When it comes to security, Google Android has long been the weaker contestant. After all, the simple availability of the code through the open source community also means that malicious coders will have the opportunity to exploit any and all weaknesses. By that same token, however, this means that Android must quickly resolve any issues that are made known to the public — as that public includes those who will quickly leap through any security hole.
As reported on Engadget, this particular issue was initially discovered by Xuxian Jiang of NCSU (North Carolina State University), who announced that the newest version of Android (2.3, aka “Gingerbread”) has a glaring microSD card flaw. What is that flaw exactly? Malicious websites may be able to tap into your microSD card as a platform through which it can transmit private data — everything from your voicemails to your online banking login info — to a third party.
This isn’t a brand new issue; it’s something Google struggled with in earlier versions of Android development, but which the company fixed prior to the 2.3 release. However, Jiang says that fix is simple to step around for anyone who understands the system. It is reported that Google is looking at the issue and plans on putting out another fix, but there’s no more specific data on the what or when.

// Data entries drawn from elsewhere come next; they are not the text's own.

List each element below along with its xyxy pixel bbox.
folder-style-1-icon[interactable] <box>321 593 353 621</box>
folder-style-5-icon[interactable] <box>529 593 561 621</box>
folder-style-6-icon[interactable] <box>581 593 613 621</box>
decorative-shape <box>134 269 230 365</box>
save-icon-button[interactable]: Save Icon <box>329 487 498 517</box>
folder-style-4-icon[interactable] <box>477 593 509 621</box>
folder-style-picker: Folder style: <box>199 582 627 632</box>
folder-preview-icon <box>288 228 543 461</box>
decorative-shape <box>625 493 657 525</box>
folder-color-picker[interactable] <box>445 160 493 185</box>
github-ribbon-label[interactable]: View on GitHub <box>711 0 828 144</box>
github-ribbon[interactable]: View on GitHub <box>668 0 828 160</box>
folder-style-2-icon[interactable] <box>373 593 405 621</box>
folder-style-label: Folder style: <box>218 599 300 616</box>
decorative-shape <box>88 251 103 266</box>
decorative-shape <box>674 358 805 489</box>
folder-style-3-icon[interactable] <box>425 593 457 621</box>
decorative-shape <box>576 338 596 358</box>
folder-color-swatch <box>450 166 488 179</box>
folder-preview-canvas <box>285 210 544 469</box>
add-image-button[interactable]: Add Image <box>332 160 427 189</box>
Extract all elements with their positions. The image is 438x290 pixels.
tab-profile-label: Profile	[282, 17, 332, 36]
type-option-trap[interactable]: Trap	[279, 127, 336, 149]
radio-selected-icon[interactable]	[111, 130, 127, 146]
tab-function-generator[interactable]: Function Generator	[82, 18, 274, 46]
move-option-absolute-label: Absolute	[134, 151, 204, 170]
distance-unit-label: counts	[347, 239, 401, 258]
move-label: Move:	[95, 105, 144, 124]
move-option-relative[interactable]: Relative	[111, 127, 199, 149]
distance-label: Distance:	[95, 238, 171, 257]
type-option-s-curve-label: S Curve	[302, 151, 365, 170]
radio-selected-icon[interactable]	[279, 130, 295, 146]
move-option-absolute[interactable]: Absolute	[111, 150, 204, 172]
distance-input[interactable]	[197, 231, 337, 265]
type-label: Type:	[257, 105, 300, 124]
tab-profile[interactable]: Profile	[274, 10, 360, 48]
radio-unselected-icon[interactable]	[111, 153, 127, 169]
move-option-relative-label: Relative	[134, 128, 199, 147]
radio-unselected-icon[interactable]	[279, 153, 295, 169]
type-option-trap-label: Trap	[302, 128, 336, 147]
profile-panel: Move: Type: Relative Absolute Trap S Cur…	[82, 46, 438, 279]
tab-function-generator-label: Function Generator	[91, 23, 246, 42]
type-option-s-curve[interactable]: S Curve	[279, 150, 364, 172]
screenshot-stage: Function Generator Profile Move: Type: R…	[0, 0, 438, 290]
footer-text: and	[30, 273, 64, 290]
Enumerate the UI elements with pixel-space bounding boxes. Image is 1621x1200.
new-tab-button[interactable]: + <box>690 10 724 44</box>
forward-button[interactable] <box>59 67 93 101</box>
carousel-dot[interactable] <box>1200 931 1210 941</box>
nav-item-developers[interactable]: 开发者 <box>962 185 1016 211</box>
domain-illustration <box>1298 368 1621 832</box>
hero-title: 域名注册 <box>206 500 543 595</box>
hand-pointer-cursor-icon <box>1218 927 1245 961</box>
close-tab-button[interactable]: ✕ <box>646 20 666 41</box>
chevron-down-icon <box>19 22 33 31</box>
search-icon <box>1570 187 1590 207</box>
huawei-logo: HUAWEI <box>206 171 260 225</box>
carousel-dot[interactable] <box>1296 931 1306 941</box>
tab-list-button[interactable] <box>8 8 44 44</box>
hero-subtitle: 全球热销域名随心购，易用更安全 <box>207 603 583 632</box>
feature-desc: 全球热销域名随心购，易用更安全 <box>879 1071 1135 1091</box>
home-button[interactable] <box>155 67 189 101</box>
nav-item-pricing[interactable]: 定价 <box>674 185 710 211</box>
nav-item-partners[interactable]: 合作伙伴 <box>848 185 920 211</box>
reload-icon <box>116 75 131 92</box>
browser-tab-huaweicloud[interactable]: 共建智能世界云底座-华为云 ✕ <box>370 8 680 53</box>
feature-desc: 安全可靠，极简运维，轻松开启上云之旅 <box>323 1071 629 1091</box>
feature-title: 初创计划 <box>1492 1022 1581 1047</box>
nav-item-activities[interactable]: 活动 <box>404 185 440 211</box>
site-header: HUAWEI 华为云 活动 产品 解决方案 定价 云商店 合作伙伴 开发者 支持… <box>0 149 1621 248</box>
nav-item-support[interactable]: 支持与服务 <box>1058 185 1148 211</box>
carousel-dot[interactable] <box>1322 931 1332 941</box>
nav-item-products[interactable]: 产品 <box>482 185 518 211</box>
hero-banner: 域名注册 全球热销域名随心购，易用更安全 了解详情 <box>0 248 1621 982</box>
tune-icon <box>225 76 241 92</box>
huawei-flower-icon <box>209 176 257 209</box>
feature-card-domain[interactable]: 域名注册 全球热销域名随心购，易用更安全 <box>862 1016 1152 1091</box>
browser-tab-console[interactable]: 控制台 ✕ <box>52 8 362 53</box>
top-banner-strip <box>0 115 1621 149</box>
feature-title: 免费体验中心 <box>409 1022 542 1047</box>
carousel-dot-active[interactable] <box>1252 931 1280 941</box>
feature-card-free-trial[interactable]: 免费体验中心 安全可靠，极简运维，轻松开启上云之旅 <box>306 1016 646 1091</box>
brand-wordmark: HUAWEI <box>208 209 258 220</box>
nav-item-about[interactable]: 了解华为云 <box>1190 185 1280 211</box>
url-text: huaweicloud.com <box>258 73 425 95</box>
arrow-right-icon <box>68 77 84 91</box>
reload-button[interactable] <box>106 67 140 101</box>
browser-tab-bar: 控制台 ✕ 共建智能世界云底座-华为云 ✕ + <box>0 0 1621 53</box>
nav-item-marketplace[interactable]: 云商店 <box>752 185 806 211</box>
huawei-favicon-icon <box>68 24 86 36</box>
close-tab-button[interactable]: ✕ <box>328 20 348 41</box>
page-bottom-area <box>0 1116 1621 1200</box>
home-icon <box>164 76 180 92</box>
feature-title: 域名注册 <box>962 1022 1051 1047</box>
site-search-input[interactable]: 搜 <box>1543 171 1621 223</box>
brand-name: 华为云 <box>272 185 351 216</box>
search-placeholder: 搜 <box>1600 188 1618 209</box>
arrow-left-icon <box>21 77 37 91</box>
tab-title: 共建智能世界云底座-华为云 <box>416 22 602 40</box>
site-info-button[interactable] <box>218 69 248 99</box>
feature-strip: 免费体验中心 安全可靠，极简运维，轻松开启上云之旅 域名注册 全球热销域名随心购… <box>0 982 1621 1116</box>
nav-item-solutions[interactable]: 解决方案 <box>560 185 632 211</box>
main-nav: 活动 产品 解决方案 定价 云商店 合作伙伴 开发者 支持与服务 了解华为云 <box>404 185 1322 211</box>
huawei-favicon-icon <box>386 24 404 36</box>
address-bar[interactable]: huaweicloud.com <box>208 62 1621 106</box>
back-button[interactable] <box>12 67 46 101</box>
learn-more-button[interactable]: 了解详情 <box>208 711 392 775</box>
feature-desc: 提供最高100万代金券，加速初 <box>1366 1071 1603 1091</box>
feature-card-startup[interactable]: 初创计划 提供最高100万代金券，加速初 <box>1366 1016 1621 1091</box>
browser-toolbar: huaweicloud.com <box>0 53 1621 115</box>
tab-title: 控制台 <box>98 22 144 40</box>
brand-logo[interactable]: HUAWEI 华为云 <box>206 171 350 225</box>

This isn’t the first bump Gingerbread has run across, either. The THVB text bug, the SMS messaging glitch would would re-route text messages to unintended recipients without even notifying the sender who the message was heading to, was a glaring issue from day one that saw resolution only after a mass surge of attention to the issue. While Gingerbread remains an appealing OS, it’s hard to say whether it will be truly debugged before its successor, Ice Cream Sandwich, takes the scene.